Abbreviations: AUC, area under the receiver operating characteristic curve; IU, Indiana University Network for Patient Care; MSH, Mount Sinai Hospital; NIH, National Institutes of Health Clinical Center; NPV, negative predictive value; PPV, positive predictive value.
Fig 2CNN to predict hospital system detects both general and specific image features.
(A) We obtained activation heatmaps from our trained model and averaged over a sample of images to reveal which subregions tended to contribute to a hospital system classification decision. Many different subregions strongly predicted the correct hospital system, with especially strong contributions from image corners. (B-C) On individual images, which have been normalized to highlight only the most influential regions and not all those that contributed to a positive classification, we note that the CNN has learned to detect a metal token that radiology technicians place on the patient in the corner of the image field of view at the time they capture the image. When these strong features are correlated with disease prevalence, models can leverage them to indirectly predict disease. CNN, convolutional neural network.
Fig 3Assessing how prevalence differences in aggregated datasets encouraged confounder exploitation.
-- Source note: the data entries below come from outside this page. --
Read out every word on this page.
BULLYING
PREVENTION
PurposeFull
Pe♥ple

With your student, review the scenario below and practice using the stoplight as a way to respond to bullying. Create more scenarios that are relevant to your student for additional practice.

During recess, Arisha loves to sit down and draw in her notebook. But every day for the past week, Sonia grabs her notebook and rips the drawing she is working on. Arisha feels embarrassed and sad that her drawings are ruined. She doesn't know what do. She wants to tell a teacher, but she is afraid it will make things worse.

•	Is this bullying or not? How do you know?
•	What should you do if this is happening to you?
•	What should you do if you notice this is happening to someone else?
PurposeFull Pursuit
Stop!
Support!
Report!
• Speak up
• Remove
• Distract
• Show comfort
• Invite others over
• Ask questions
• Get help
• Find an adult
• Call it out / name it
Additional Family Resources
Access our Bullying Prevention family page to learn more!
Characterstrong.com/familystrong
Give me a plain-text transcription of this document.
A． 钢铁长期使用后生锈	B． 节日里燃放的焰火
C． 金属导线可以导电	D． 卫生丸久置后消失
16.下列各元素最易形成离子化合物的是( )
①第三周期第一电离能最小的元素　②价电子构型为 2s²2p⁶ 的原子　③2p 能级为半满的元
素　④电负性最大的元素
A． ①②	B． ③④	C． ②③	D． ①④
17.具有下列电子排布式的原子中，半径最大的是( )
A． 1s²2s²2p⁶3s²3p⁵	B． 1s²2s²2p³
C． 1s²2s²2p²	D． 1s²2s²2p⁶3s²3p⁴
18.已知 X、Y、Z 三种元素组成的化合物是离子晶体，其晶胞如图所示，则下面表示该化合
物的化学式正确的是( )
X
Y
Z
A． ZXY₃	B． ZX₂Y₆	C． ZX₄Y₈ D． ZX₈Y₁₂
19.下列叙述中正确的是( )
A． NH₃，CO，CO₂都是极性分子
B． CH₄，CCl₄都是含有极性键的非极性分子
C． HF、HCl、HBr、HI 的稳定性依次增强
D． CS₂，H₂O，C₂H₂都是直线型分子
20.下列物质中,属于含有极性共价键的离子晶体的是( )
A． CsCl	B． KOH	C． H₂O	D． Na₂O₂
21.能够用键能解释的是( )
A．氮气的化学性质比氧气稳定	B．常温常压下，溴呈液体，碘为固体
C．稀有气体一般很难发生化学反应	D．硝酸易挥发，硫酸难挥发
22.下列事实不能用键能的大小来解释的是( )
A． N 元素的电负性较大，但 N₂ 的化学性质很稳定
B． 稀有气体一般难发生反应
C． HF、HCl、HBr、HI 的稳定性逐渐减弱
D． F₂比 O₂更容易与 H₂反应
(A) Five cohorts of 20,000 patients were systematically subsampled to differ only in relative pneumonia risk based on the clinical training data sites. Model performance was assessed on test data from the internal hospital systems (MSH, NIH) and from an external hospital system (IU). (B) Although models perform better in internal testing in the presence of extreme prevalence differences, this benefit is not seen when applied to data from new hospital systems. The natural relative risk of disease at MSH, indicated by a vertical line, is quite imbalanced. IU, Indiana University Network for Patient Care; MSH, Mount Sinai Hospital; NIH, National Institutes of Health Clinical Center; ROC, receiver operating characteristic; RR, relative risk.